U.S. Rep. Diana DeGette predicts Nancy Pelosi’s leadership will be smart and effective. Colorado Senate President Joan Fitz-Gerald expects her to be pragmatic and tenacious.
Both said the first woman to be speaker of the House of Representatives in the two-century-long history of the United States is nothing like the caricature of a wild-eyed, dangerous liberal painted by Republicans in the final desperate hours of the campaign. Far from it.
She’s a leader, they said, and Washington insiders underestimate her at their own peril.
Besides, it’s time.
“Seeing Nancy give her press conference this morning sent chills down my spine,” DeGette said Wednesday after election results indicated Democrats would gain at least 29 seats in the House, paving the way for Speaker Pelosi in January.
“I have no doubt that she’ll be able to lead,” said Fitz-Gerald, who congratulated Pelosi by phone Wednesday morning.
There’s also no doubt that she will face relentless scrutiny of her tone, her personality, her style, her hair, her diet, her clothes.
While the wardrobe of Speaker Dennis Hastert never seemed to captivate the Washington press corps despite numerous crimes of fashion, the prospect of Pelosi taking the gavel immediately inspired reporters to describe her in terms of her “lilac dress suit” (London Sunday Telegraph) and as an “Armani-clad California lawmaker” (USA Today).
USA Today also provided the breathtaking revelation that Pelosi “has a weakness for dark chocolate.” But trivializing her is risky.
DeGette said Pelosi is extraordinarily skilled in politics.

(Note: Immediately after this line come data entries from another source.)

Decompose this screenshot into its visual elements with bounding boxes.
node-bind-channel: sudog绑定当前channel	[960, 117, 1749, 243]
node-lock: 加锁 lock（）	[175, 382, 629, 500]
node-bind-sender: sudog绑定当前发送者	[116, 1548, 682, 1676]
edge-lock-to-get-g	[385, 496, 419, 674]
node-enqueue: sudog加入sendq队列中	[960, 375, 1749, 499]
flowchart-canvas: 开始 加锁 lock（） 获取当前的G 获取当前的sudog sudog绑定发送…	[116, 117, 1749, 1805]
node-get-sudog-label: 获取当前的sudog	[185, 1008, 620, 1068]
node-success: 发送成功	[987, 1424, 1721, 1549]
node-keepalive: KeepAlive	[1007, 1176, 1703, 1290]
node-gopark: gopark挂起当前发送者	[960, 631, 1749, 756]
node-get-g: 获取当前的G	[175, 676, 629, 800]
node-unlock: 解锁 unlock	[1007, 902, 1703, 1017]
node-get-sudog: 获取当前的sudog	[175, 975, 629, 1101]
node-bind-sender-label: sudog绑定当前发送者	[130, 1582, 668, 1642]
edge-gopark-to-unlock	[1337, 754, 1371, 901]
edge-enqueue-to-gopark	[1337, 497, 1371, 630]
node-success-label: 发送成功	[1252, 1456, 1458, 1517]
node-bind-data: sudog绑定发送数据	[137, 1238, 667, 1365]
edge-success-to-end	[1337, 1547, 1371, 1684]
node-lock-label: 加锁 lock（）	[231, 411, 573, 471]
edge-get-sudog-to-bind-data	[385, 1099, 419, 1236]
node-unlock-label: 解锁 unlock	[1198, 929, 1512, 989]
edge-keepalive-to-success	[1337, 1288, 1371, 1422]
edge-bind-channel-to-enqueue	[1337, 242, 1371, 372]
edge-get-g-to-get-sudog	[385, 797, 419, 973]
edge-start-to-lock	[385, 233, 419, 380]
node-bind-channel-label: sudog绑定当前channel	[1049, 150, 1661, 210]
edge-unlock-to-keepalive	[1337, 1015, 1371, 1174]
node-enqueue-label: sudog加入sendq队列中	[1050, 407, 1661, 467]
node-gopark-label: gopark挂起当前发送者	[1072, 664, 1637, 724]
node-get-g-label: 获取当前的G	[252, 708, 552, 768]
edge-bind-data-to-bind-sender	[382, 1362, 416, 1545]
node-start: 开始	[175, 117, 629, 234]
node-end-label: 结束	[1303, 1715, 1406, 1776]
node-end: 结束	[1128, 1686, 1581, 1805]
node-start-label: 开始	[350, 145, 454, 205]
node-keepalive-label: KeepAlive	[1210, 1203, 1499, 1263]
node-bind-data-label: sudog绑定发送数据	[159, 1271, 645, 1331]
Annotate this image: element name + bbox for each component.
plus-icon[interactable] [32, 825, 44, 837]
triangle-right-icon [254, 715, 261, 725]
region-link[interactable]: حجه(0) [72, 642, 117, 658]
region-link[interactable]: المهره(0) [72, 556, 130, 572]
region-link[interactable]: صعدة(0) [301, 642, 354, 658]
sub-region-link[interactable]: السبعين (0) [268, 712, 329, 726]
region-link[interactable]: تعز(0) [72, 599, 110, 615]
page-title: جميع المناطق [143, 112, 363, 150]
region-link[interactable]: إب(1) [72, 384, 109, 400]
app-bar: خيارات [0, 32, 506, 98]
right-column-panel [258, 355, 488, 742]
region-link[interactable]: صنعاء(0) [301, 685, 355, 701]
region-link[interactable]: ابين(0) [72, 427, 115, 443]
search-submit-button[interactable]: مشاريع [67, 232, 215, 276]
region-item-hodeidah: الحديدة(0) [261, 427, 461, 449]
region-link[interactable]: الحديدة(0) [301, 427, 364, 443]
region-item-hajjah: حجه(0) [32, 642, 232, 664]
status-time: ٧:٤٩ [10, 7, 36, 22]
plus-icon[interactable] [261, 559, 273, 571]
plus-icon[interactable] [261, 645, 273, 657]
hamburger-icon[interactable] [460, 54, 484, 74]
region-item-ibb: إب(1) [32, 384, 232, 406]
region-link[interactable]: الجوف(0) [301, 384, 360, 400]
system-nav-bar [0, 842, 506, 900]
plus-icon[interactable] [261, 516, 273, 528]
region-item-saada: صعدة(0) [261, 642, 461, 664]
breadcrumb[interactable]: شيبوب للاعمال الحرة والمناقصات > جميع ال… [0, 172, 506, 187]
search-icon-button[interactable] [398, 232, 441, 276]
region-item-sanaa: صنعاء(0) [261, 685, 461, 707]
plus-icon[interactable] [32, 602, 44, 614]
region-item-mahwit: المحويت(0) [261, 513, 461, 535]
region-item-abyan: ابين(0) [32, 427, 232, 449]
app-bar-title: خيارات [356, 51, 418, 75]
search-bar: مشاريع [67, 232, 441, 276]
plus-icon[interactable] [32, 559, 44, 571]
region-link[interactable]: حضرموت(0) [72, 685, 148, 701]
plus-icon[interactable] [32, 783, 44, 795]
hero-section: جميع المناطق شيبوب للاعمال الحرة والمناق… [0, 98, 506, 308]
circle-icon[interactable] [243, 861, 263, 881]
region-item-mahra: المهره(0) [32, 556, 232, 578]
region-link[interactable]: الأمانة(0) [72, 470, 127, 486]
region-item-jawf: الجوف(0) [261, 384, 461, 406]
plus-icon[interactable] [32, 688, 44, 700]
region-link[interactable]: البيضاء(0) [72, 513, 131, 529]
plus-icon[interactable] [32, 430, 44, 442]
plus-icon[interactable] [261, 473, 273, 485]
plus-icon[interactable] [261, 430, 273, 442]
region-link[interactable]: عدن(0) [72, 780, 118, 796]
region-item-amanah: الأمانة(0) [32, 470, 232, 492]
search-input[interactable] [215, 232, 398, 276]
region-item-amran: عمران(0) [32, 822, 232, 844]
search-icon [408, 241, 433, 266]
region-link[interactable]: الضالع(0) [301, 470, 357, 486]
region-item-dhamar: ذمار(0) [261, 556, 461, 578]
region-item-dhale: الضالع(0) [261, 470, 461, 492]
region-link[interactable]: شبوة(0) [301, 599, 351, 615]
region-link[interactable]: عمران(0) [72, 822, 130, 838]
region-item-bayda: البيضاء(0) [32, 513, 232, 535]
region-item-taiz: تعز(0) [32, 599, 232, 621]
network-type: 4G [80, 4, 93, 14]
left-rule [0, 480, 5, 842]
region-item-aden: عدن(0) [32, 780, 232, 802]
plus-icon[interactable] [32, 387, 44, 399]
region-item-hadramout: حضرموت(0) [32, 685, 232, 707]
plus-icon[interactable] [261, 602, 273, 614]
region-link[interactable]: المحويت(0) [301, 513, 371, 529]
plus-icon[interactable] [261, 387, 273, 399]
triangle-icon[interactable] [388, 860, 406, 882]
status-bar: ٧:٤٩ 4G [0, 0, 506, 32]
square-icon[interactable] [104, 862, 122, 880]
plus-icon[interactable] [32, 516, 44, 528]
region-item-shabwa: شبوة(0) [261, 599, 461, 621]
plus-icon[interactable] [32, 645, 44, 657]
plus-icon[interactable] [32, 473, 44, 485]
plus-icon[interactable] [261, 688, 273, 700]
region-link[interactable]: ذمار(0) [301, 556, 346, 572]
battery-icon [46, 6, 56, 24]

“Watching Nancy ascend to power in the House of Representatives inspires awe in people like me,” the now-six-term Democratic congresswoman from Denver said. “She’s tough. Oh yeah, she’s tough.”
DeGette is among two or three Democrats in line for the job of majority whip in the House, a situation that seems incredible after the lockdown of Democrats for years by Republican leaders in Congress.
“I’ve been in elected office for 14 years now, and I’ve never been in the majority party,” she said. “The whole concept seems a little abstract at this point.”
The concept is about to morph into an agenda, though, and DeGette’s bill to allow federal funding for stem-cell research is among those expected to be addressed first in the new Congress.
“What we are really going to strive for is an agenda that is moderate, cost-effective and do-able,” DeGette said. “We want something that all moderates – regardless of party – can get behind.”
It’s the strategy employed by Democrats in Colorado when they won control of the legislature two years ago. “Our whole approach here was pragmatism,” Fitz-Gerald said, “and I think you’re going to see the same thing out of Nancy.”
Not that it will be easy.
Plenty of House Democrats would love nothing better than to deliver payback to the Republicans who have shut them out of the legislative process for so long.
“But most of us want to legislate in a mature and responsible way,” DeGette said. “The American people are hungry for solutions to the problems with health care, the deficit, the war, and these problems beg for bipartisan cooperation.”
In Colorado, life just got a lot easier for the Democrats, Fitz-Gerald said. “It’s very exciting having a new governor who shares our visions and goals and sees a possibility for a very optimistic future for all of our children.”
First up in the 2007 legislative session likely will be expanding access to health care and higher education. The challenge is to “improve the lives of all Coloradans and to do it with the resources you’ve got.”
Fitz-Gerald said that both here and in Washington, “there’s always the thing about ‘Well, she’s a woman, can she really get things done?’ Puh-leeze.”
There’s a word for people who still think like that in 2006: losers.